A Disney calcula que os cinco filmes de Toy Story já arrecadaram mais de US$ 4 bilhões nos cinemas. Juntos, eles também acumulam mais de 2 bilhões de horas assistidas no Disney+ e movimentam mais de US$ 1 bilhão por ano em vendas de produtos no varejo.
Nos parques e cruzeiros, a franquia está presente em quatro áreas temáticas, 19 atrações e dois hotéis. Para a empresa, esses números mostram como uma produção pode continuar gerando receita muito depois de sair dos cinemas.
Johnston afirmou que Experiências, área que reúne parques, cruzeiros e produtos, e Streaming são atualmente dois dos principais motores de crescimento da Disney. Filmes e séries abastecem essas divisões com personagens que podem ser usados em diferentes negócios.
“A janela dos cinemas é, em muitos aspectos, apenas um dos dados que analisamos.
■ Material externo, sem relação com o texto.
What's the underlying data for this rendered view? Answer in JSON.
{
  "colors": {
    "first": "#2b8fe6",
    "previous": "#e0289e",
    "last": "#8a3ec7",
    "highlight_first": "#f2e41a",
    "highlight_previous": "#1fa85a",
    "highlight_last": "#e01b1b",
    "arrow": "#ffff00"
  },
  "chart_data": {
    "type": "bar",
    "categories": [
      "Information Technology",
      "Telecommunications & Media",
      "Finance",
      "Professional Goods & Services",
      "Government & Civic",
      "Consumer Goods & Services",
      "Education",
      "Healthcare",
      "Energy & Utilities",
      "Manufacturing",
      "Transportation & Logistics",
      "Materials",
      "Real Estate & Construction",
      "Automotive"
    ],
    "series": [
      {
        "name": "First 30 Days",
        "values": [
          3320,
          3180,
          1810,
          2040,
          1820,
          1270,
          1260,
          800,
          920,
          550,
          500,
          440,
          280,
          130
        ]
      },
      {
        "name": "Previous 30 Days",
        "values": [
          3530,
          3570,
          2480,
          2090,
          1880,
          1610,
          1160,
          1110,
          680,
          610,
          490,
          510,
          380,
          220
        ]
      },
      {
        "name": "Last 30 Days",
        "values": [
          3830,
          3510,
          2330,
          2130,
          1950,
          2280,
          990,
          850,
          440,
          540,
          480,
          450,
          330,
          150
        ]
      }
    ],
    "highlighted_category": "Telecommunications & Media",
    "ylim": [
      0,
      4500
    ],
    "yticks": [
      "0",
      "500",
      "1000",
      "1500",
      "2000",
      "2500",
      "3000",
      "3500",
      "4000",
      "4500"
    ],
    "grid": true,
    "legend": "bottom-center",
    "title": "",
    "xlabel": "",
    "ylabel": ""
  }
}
O verdadeiro valor dessas propriedades está no benefício acumulado das histórias desenvolvidas ao longo de décadas e na nossa capacidade de usá-las em toda a engrenagem da Disney.”
Essa posição não elimina a importância dos ingressos. Uma estreia abaixo do esperado pode reduzir receitas, antecipar a chegada ao streaming e dificultar a aprovação de continuações com orçamentos semelhantes.
A fala dos executivos mostra, porém, que a Disney não pretende avaliar Moana e Star Wars: O Mandaloriano e Grogu apenas pelo dinheiro arrecadado nas salas. A companhia agora tentará extrair valor dos dois filmes em assinaturas, produtos, parques e jogos, embora ainda não tenha demonstrado se os ganhos nessas áreas serão suficientes para compensar a decepção nas bilheterias.